The perfect compromise, the role offered her the opportunity to perform professionally for a short period of time before coming to Yale and gave her the artistic freedom to choreograph her own routines. Dancing alongside Julliard-trained ballerinas like principal dancer Laura Careless, White developed her dance technique working on a foundation of the skills she’d learned in circus.

Careless recognized White’s technical disadvantages, but marveled at her willingness to push herself to explore the unfamiliar art. White had a “level of comfort with the body and [was] very available to try anything,” Careless said. “There’s just a level of fear that’s not present.”

A circus performance community did not exist at Yale when White arrived. She remembered feeling at a loss without a big top at her disposal, thinking, “How can I still move my muscles in a way that I find enjoyable?” Eventually, she realized that the next best thing to silks and trapeze was already at her fingertips.

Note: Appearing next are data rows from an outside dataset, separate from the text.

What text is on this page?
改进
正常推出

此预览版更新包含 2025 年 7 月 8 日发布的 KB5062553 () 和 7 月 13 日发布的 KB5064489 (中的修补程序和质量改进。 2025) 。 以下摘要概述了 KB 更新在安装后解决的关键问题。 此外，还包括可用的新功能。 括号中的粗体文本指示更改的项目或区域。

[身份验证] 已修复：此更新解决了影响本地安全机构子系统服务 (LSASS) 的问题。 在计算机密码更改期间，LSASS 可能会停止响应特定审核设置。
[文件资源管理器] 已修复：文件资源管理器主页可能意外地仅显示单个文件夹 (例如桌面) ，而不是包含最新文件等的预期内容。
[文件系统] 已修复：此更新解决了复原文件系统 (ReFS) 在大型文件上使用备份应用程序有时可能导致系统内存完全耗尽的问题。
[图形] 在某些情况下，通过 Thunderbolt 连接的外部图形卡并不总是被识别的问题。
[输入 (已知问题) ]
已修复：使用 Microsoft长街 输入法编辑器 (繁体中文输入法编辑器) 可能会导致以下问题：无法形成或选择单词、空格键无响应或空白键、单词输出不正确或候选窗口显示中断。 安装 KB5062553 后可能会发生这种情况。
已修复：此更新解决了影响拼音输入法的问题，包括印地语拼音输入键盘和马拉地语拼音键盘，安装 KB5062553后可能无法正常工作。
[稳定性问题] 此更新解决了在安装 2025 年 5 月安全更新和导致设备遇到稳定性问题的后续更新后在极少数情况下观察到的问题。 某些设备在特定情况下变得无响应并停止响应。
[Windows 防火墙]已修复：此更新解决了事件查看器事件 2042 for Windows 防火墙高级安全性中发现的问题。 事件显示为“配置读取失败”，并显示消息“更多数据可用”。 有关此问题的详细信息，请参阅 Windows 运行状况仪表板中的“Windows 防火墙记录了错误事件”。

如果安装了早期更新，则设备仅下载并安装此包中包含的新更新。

“It’s definitely dance. It’s noncompetitive, it’s creative, you can just feel your body,” she says, extending her arms a little and rotating her wrists, a reminder of her delicate but powerful muscles. In both circus and dance, intimacy with one’s own body is important. “What you do is so based on the inner workings of little tiny muscles that most people don’t know exist,” Gracie says.

So she auditioned for Yale Dancers, hopeful, but aware of her technical shortcomings. She remembers feeling lost through the audition process and wonders how she made it through.  Even after a semester, she still feels a little out of sync. “They’re all incredible, incredible dancers with amazing technique, and I’m still doing the ballet warm-ups [thinking], ‘Where is my foot supposed to go, I have no idea,’” she says, syncopating her words with random hand movements to imitate her misguided footwork.

Gracie knew that her contribution to the company would be of a different vein, so she proposed a freshman duet, asking Probst to be her partner. He agreed, not entirely aware of the nature of the project he had committed to. On their first day of rehearsal, White began by showing him videos of the circus routines she wanted to use as inspiration. Stunned, Probst remembers telling her, “Gracie, you have the wrong person.” Even in his retelling, he comes off as assertive and scared. “You picked the wrong person; I’ve never done this before. This looks ridiculous and crazy. I’m not going to be able to do this.”

White proved to be even more stubborn than he. She refused to accept his refusal, promising to guide him through the new techniques. They rehearsed for four hours every week starting the second week of school, building up a strong friendship alongside an intensely athletic dance composition.

Aside from a spotter, no one had seen “Never Say Goodbye” until the group’s dress rehearsal. YD Co-President Scott Simpson ’13 was taken aback. “I saw a confidence in her that I hadn’t seen before in rehearsals,” he remembered, in hindsight surprised by his surprise. “She was in her element, she was in control of the choreography, she was in control of her body.”

This confidence and power caught the eye of Charlie Polinger ’13, director of “Abyss,” a composite theater and dance piece conceived, as he describes it, as a fantastical epic journey through surreal worlds. Polinger was impressed with Gracie’s ability to create compelling images through movement. He recruited her for the production, casting her in a lead role as well as employing her talents in both choreography and art direction.

Circus adds an exciting but unanticipated element to “Abyss.” “It’s a poetic, abstracted version of real life,” Polinger says. “It allows you to do pretty much anything in a heightened way, and it’s visceral, and it’s powerful to watch.”

As much as White has welcomed the experience to place circus in a range of new contexts, she longs to fly again. At last, Yale Risk Management has approved her proposal to include aerial silks and a lyra (a dangling aerial hoop) in “Abyss.” For her part, Gracie has never doubted her own safety. “The ground is what can hurt you,” she says. “The air can’t.”